Best way to determine which indexes are needed for aggregation?

We have a fairly complicated aggregation query used for gluing some data together and providing it in a server-side paging application. What is the best way to determine what the indexes should be for this kind of complex query? I thought that Mongodb would “recommend indexes” like our SQL Server does. I have seen that in the past, but we have not received any guidance for this collection. It’s fairly new - is there some way to accelerate the recommendations?

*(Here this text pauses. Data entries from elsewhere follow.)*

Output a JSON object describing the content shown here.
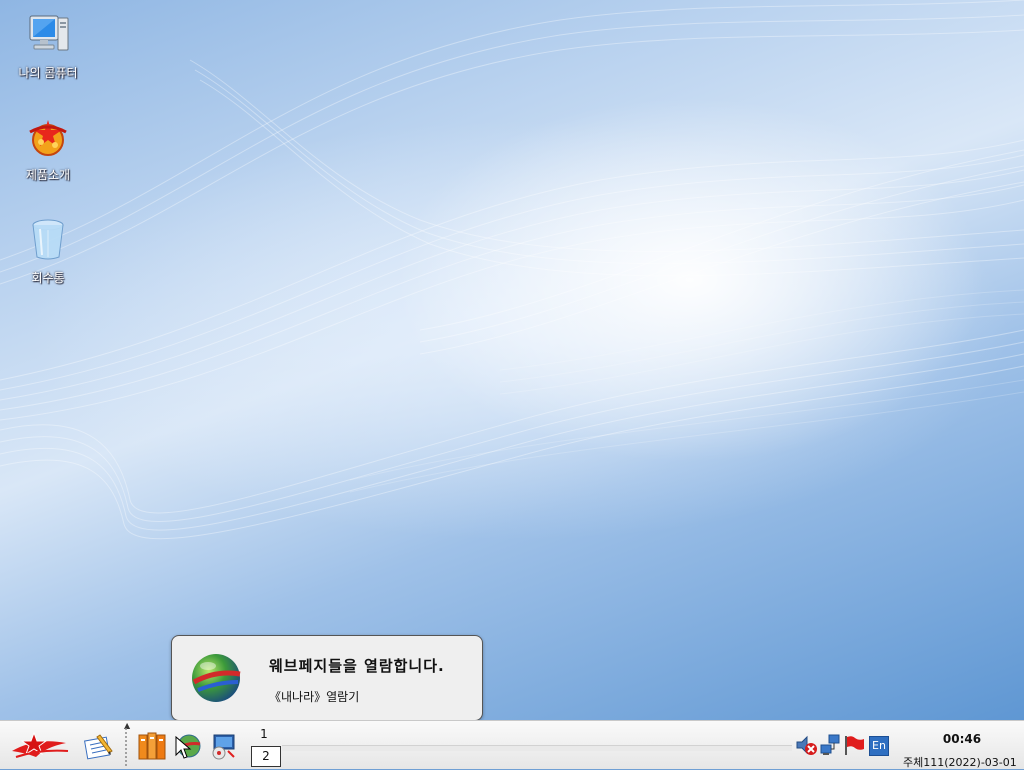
{
  "desktop": {
    "icons": [
      {
        "label": "나의 콤퓨터",
        "icon": "computer-icon"
      },
      {
        "label": "제품소개",
        "icon": "product-intro-icon"
      },
      {
        "label": "회수통",
        "icon": "recycle-bin-icon"
      }
    ]
  },
  "notification": {
    "title": "웨브페지들을 열람합니다.",
    "body": "《내나라》열람기",
    "icon": "browser-globe-icon"
  },
  "taskbar": {
    "start_icon": "red-star-start-icon",
    "launchers": [
      "notes-icon",
      "file-manager-icon",
      "browser-icon",
      "network-tool-icon"
    ],
    "workspaces": [
      "1",
      "2"
    ],
    "active_workspace": "2",
    "tray": {
      "volume_icon": "volume-muted-icon",
      "network_icon": "network-icon",
      "flag_icon": "red-flag-icon",
      "language": "En"
    },
    "clock": {
      "time": "00:46",
      "date": "주체111(2022)-03-01"
    }
  },
  "colors": {
    "desktop_blue": "#6f9fd4",
    "taskbar_bg": "#f0f0f0",
    "accent_red": "#e02020"
  }
}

Query below as an example, but I don’t expect you to be able to understand it without some explanation of our crazy data :roll_eyes:

[
  {
    $graphLookup:
      {
        from: "FlatSite",
        startWith: "$ParentRowId",
        connectFromField: "ParentRowId",
        connectToField: "RowId",
        maxDepth: 10,
        as: "Parents",
        depthField: "level",
      },
  },
  {
    $match:
      {
        LevelId: 2,
      },
  },
  {
    $project:
      {
        _id: 1,
        Columns: 1,
        Value: 1,
        RowId: 1,
        ParentColumns: {
          $reduce: {
            input: "$Parents.Columns",
            initialValue: [],
            in: {
              $concatArrays: [
                "$$value",
                "$$this",
              ],
            },
          },
        },
      },
  },
  {
    $project:
      {
        _id: 1,
        Value: 1,
        RowId: 1,
        Columns: {
          $concatArrays: [
            "$Columns",
            "$ParentColumns",
          ],
        },
      },
  },
  {
    $project:
      {
        _id: 1,
        Value: 1,
        RowId: 1,
        Columns: {
          $filter: {
            input: "$Columns",
            as: "column",
            cond: {
              $in: [
                "$$column.ColumnId",
                [
                  ObjectId(
                    "60707b306d3a5d6157bfe469"
                  ),
                  ObjectId(
                    "60707b336d3a5d6157bfe47c"
                  ),
                  ObjectId(
                    "64ad9acfff44fd298888d34e"
                  ),
                ],
              ],
            },
          },
        },
      },
  },
  {
    $match:
      {
        Columns: {
          $all: [
            {
              $elemMatch: {
                ColumnId: ObjectId(
                  "60707b306d3a5d6157bfe469"
                ),
                $and: [
                  {
                    Value: /^E-211$/i,
                  },
                ],
              },
            },

          ],
        },
      },
  },
  {
    $project:
      {
        _id: 1,
        Columns: 1,
        Value: 1,
        RowId: 1,
        SortColumn1: {
          $arrayElemAt: [
            {
              $filter: {
                input: "$Columns",
                as: "c",
                cond: {
                  $eq: [
                    "$$c.ColumnId",
                    ObjectId(
                      "60707b306d3a5d6157bfe469"
                    ),
                  ],
                },
              },
            },
            0,
          ],
        },
        SortColumn2: {
          $arrayElemAt: [
            {
              $filter: {
                input: "$Columns",
                as: "c",
                cond: {
                  $eq: [
                    "$$c.ColumnId",
                    ObjectId(
                      "64ad9acfff44fd298888d34e"
                    ),
                  ],
                },
              },
            },
            0,
          ],
        },
      },
  },
  {
    $setWindowFields:
      {
        output: {
          TotalRecords: {
            $count: {},
          },
        },
      },
  },
 
  {
    $sort:
      /**
       * Provide any number of field/order pairs.
       */
      {
        "SortColumn1.Value": -1,
        "SortColumn2.Value": -1,
      },
  },
  {
    $skip:
      /**
       * Provide the number of documents to skip.
       */
      0,
  },
  {
    $limit:
      /**
       * Provide the number of documents to limit.
       */
      100,
  },
  {
    $project:
      /**
       * specifications: The fields to
       *   include or exclude.
       */
      {
        _id: 0,
        SortColumn1: 0,
        SortColumn2: 0,
      },
  },
]

Hey @Deanna_Delapasse1,

The “Best” is a relative term here since it relies on various factors but I have some thoughts on general approaches that might help you in optimizing your pipeline:

  1. Consider indexing fields in the early pipeline stages, as it can really boost performance by filtering/sorting data before further processing. For your case, you can optimize index usage by using $match early on and avoiding $skip and $limit. However, these are just general approaches, and may not necessarily apply to your specific use case. For more information on this topic and how the server optimizes certain situations, refer to Aggregation Pipeline Optimization.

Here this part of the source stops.